1.500 Euro Prämie soll es für Altenpfleger*innen geben – nicht aber für Beschäftigte der Krankenpflege. Dabei klagen die über mangelnde Schutzausrüstung und Überarbeitung

VonLotta Drügemöller

Für Altenpfleger*innen gab es pünktlich am gestrigen Tag der Pflege eine gute Nachricht: Der Senat hat entschieden, dass sie eine Prämie bekommen. 1.500 Euro gibt es, steuerfrei und einmalig. 1.000 Euro kommen vom Bund, für den Rest kommt das Land auf.

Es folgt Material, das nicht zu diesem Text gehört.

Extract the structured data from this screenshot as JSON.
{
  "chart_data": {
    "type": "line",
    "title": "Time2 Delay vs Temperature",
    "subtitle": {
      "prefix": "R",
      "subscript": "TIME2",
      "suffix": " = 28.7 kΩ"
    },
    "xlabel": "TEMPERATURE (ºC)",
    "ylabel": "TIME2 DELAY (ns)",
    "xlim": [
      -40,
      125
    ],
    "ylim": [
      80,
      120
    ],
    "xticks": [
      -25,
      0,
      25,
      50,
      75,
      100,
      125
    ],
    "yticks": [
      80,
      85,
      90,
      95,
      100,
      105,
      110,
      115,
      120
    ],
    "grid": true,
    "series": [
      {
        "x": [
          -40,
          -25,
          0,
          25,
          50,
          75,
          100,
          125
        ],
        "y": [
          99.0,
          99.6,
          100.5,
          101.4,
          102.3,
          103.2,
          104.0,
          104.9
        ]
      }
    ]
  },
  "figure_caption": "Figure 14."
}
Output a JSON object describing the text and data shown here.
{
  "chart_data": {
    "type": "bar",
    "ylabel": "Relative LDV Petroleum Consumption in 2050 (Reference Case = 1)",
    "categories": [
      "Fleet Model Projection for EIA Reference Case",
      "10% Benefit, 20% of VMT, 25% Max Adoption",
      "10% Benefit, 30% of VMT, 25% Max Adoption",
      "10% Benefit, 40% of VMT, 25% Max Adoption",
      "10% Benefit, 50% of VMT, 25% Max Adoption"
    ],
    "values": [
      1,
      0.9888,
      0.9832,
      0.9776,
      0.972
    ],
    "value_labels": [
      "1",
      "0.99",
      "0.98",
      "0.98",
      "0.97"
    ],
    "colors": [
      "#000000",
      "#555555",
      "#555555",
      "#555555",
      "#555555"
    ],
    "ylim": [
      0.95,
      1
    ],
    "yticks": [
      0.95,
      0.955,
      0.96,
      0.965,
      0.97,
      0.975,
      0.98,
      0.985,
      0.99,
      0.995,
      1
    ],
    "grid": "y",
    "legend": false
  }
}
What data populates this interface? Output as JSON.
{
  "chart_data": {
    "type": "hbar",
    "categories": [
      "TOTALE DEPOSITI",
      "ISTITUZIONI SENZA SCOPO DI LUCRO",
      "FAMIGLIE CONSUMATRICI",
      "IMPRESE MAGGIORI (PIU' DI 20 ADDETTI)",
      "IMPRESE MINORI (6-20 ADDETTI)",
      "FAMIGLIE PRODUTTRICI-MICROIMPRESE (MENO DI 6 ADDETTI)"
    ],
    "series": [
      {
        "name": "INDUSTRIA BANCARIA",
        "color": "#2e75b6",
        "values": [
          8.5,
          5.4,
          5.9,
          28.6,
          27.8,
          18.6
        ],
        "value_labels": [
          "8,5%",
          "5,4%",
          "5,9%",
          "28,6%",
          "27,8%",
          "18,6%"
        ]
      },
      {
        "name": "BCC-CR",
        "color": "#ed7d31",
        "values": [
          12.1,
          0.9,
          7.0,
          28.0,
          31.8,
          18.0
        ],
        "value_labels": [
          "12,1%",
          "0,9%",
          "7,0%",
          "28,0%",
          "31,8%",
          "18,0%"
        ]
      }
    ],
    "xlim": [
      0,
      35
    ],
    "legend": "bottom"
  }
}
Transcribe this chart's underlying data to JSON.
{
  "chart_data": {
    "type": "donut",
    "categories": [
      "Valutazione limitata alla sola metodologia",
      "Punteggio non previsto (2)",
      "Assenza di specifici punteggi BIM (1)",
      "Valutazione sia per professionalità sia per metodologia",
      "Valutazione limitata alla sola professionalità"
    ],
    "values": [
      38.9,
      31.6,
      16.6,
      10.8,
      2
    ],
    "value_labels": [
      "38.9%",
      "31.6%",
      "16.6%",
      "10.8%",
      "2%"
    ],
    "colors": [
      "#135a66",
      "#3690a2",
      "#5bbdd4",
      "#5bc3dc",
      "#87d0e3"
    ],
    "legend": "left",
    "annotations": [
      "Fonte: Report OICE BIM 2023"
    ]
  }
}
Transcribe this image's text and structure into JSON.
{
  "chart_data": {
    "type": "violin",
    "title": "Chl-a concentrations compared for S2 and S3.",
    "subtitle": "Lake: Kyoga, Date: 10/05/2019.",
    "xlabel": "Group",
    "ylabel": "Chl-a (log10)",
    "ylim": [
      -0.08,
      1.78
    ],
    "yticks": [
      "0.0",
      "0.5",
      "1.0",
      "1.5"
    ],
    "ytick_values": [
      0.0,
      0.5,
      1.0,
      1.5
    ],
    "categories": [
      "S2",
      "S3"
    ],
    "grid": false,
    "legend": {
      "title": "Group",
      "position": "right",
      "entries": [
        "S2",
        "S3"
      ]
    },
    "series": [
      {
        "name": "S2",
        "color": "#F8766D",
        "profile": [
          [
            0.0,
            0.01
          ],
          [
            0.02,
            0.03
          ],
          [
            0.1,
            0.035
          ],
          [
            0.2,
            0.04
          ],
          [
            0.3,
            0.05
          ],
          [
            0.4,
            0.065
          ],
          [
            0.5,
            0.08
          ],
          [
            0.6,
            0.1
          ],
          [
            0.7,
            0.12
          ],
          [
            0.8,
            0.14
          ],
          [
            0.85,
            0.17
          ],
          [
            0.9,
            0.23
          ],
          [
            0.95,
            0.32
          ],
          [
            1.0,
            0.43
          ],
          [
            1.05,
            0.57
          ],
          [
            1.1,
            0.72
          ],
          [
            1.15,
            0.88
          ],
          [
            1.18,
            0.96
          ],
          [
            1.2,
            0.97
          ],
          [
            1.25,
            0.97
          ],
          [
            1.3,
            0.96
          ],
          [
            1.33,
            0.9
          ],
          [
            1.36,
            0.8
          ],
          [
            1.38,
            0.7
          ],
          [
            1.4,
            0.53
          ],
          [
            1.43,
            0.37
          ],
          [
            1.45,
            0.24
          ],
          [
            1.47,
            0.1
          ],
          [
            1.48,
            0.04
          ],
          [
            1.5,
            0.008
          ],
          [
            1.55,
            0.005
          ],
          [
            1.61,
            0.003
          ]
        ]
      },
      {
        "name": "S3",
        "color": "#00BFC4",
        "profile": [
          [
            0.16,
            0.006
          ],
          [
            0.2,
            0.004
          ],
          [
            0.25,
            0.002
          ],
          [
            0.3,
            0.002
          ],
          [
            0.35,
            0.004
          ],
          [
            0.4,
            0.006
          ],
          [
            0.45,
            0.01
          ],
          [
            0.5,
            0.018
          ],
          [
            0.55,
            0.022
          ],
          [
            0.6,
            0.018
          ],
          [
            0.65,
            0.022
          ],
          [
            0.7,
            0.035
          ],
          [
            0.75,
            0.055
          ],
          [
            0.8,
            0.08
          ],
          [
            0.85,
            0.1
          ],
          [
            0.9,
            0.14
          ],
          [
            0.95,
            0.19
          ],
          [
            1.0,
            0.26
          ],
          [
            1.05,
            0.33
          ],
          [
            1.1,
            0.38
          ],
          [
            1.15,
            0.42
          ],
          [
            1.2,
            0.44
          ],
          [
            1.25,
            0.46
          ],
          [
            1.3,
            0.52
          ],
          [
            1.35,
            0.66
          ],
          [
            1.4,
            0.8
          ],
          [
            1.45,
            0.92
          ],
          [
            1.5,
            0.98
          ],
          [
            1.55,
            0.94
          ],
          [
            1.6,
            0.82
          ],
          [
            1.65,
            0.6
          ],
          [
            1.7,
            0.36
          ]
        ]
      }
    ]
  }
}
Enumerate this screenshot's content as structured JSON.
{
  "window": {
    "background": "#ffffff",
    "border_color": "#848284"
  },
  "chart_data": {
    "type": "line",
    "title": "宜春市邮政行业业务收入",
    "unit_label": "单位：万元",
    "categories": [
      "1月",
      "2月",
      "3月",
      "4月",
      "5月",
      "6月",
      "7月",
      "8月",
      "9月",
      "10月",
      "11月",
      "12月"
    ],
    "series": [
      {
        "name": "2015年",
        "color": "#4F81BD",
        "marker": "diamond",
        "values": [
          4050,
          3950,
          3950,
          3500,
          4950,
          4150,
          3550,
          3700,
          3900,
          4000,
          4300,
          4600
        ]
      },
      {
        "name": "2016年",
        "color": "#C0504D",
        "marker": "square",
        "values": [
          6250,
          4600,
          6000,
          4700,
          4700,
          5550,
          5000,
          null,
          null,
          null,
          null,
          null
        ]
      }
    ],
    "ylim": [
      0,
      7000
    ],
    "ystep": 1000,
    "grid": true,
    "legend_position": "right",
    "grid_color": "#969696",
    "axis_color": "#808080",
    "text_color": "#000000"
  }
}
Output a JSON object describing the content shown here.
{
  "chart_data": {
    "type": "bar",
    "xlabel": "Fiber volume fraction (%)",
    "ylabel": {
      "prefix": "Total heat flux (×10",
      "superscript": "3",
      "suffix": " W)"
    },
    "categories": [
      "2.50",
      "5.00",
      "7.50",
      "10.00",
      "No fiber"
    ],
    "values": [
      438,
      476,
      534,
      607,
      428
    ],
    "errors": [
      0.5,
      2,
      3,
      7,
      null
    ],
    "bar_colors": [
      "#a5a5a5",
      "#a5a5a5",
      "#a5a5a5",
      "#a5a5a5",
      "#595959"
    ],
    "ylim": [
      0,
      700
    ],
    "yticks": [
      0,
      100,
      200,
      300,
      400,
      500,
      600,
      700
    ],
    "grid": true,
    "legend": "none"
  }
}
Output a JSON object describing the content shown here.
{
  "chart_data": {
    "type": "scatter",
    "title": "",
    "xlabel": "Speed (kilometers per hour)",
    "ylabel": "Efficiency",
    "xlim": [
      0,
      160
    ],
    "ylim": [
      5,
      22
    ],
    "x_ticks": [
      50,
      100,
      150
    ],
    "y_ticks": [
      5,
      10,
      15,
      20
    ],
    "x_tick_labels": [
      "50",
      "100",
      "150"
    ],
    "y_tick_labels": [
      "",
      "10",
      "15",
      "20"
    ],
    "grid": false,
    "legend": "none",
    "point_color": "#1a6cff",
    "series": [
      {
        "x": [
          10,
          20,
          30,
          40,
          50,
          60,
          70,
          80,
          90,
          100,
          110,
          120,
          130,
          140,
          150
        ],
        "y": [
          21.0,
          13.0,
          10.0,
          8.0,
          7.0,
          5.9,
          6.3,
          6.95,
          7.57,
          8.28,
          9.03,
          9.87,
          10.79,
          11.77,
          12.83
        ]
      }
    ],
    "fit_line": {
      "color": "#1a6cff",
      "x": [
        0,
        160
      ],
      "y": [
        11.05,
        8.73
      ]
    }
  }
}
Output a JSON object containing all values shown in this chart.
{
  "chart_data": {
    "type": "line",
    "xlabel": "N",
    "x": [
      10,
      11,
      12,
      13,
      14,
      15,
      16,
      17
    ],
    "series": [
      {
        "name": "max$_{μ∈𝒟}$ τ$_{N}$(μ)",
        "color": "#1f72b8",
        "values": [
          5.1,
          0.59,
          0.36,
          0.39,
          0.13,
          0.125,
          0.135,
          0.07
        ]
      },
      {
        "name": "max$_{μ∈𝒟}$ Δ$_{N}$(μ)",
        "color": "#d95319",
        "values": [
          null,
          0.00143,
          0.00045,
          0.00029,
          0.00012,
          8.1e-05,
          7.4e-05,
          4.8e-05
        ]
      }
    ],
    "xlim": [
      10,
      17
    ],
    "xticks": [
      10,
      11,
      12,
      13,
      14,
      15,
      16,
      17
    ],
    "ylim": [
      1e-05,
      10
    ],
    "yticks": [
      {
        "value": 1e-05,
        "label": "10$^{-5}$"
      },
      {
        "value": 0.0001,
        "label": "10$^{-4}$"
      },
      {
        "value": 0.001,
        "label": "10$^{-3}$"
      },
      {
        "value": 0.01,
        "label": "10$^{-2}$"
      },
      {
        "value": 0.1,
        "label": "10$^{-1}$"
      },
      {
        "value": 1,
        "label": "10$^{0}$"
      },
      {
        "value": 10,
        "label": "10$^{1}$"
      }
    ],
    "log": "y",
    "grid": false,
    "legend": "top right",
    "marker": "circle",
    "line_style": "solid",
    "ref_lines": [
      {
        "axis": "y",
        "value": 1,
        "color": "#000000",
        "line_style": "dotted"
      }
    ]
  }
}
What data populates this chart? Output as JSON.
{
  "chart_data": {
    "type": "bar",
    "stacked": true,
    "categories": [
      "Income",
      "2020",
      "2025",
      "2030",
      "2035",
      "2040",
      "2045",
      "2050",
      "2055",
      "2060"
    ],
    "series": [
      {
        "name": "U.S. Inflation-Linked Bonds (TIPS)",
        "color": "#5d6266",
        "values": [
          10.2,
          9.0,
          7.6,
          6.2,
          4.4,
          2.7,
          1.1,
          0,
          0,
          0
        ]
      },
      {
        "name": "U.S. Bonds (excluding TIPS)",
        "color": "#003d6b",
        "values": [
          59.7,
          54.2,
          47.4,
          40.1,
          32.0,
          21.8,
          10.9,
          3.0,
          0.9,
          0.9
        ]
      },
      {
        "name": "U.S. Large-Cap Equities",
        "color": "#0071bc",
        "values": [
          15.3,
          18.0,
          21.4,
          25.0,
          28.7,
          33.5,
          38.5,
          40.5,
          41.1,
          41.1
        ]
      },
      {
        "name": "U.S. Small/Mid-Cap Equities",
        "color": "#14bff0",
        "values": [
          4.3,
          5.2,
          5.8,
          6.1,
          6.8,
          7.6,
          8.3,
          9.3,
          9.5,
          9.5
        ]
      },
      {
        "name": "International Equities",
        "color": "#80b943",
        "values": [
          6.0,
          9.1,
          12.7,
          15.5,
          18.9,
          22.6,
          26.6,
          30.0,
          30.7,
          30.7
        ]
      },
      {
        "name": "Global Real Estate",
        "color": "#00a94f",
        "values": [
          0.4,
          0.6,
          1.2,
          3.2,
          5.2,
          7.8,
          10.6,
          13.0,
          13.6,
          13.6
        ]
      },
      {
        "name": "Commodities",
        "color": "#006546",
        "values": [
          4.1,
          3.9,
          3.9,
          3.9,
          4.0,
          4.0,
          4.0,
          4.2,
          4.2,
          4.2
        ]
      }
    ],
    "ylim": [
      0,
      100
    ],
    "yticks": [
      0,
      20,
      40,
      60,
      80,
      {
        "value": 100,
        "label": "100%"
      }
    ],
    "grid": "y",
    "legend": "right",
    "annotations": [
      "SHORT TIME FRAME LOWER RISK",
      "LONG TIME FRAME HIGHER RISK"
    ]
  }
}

Parallel zur Pressekonferenz, auf der dies verkündet wurde, protestierten Krankenpfleger*innen für das selbe Recht. Etwa 50 Leute kamen zur “aktiven Mittagspause“ vor dem Klinikum Links der Weser (LdW) zusammen, mit Masken und Abstand. Doch dass sie die Prämie ebenfalls bekommen, scheint unwahrscheinlich.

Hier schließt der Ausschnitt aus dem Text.